Daha sonraki aşamada ise kadının evlilik karşılığında alınan ekonomik değerle ilişkisi tamamen kesilmiş ve köleleştirilmiştir.
Toplumsal sürecin her aşamasında, erkek egemenliği altındaki kadının mülkiyet konusu yapılmasından kaynaklanan temel sorunu, özgürlüğünü kaybetmiş ve insan haklarından mahrum kalmış olmasıdır.
Yüzyıllar boyunca verilen demokrasi ve insan hakları mücadelesi kadının lehine sonuçlar vermişse de özellikle feodal kalıntıların varlığını sürdürdüğü yerlerde sorun devam etmektedir.
Kadın ve çocuk hakları sorununu çözmek, kadının özgür birey olmasını sağlamak ancak çağdaş eğitimin kırsal kesimlere de götürülmesi, özellikle kız çocuklarının okutulması, anne-babaların eğitilmesi, kadının ekonomik ve sosyal güvenceye kavuşturulmasıyla mümkündür.
Çocukların erişkin yaşa geldiklerinde özgür iradeleriyle evlilik kararı verebilmeleri kadının özgür olmasına bağlıdır.

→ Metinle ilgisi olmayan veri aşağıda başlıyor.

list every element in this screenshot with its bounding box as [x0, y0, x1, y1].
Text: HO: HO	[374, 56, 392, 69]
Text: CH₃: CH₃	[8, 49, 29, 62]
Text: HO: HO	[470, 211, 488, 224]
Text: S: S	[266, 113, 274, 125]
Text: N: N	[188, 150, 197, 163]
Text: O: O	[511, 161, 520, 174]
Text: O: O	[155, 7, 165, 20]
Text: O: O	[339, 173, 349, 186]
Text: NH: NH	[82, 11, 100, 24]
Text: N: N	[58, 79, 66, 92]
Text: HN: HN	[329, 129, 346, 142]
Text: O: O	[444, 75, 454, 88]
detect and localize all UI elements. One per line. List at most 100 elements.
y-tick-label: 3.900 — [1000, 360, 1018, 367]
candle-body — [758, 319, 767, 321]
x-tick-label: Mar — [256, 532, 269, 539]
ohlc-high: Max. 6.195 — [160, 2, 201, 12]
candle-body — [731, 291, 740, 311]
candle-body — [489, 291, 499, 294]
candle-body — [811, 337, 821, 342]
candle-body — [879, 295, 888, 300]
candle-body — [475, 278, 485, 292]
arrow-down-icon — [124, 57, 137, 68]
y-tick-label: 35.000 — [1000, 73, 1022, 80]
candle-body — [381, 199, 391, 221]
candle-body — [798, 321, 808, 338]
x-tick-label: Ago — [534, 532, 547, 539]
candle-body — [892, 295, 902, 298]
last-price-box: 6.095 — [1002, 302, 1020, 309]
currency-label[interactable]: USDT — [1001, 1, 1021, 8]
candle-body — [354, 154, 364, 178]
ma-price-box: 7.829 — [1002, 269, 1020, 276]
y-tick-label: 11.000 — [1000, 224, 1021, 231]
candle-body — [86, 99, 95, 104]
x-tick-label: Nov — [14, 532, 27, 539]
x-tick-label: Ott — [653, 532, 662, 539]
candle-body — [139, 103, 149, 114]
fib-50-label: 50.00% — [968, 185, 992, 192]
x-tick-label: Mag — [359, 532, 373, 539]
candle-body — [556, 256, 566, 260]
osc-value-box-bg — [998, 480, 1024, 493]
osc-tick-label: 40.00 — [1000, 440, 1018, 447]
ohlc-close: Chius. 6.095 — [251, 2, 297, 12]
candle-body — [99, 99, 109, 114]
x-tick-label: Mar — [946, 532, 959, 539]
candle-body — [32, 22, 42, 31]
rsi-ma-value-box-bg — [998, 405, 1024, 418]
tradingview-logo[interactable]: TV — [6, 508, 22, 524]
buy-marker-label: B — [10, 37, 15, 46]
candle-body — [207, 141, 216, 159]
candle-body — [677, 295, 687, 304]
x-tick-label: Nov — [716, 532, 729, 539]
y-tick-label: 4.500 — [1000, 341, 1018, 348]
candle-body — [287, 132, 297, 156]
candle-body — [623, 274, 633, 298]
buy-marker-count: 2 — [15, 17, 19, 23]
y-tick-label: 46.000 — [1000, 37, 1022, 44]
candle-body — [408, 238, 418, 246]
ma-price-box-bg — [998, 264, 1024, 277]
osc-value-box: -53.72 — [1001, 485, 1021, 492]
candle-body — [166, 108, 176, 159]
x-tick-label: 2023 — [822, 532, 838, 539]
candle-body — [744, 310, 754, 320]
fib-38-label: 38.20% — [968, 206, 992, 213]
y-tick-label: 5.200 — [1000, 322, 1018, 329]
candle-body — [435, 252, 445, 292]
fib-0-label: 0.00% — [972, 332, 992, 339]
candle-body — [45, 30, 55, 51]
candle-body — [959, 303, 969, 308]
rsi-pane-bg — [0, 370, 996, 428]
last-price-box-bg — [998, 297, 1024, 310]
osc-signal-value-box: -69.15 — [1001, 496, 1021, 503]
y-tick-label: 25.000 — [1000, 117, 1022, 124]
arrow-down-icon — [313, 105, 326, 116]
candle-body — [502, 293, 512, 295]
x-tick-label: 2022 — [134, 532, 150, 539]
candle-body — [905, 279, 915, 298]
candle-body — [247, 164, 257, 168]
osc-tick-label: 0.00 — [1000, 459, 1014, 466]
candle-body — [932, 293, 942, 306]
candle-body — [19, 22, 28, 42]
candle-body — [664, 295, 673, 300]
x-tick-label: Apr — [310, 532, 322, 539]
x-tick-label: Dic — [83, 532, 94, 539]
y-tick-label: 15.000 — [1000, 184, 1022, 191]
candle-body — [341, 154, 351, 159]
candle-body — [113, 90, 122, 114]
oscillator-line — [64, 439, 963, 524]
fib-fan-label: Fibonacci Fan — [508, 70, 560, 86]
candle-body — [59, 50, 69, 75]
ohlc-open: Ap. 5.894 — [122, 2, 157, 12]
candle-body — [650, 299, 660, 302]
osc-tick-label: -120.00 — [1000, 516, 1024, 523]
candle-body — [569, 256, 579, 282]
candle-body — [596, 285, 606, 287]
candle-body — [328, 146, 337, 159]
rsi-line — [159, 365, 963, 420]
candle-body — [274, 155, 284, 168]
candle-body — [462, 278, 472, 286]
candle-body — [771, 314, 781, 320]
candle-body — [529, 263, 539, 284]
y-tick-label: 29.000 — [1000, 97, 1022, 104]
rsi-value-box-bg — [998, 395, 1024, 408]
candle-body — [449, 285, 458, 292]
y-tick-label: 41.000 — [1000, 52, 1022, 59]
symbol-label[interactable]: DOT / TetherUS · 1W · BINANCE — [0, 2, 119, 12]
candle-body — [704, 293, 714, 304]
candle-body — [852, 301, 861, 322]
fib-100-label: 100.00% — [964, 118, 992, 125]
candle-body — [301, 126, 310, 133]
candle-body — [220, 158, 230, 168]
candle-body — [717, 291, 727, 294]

Bu özgürlüğü sağlamak için çalışmak, demokratik, laik, sosyal, hukuk devletinin ve sivil toplum kuruluşlarının en önemli görevi olmalıdır.
21. yüzyılın ilk çeyreği sona ererken kız çocuklarının erkek çocukların miras hakkının yarısına sahip olması gerektiği savunulabiliyorsa Türkiye yüz yıl geriye götürülmek isteniyor demektir.
Bu durumun ortaya koyduğu bir gerçek de Türkiye’de kadın haklarını savunan derneklerin desteklenmesinin ne kadar önemli olduğudur.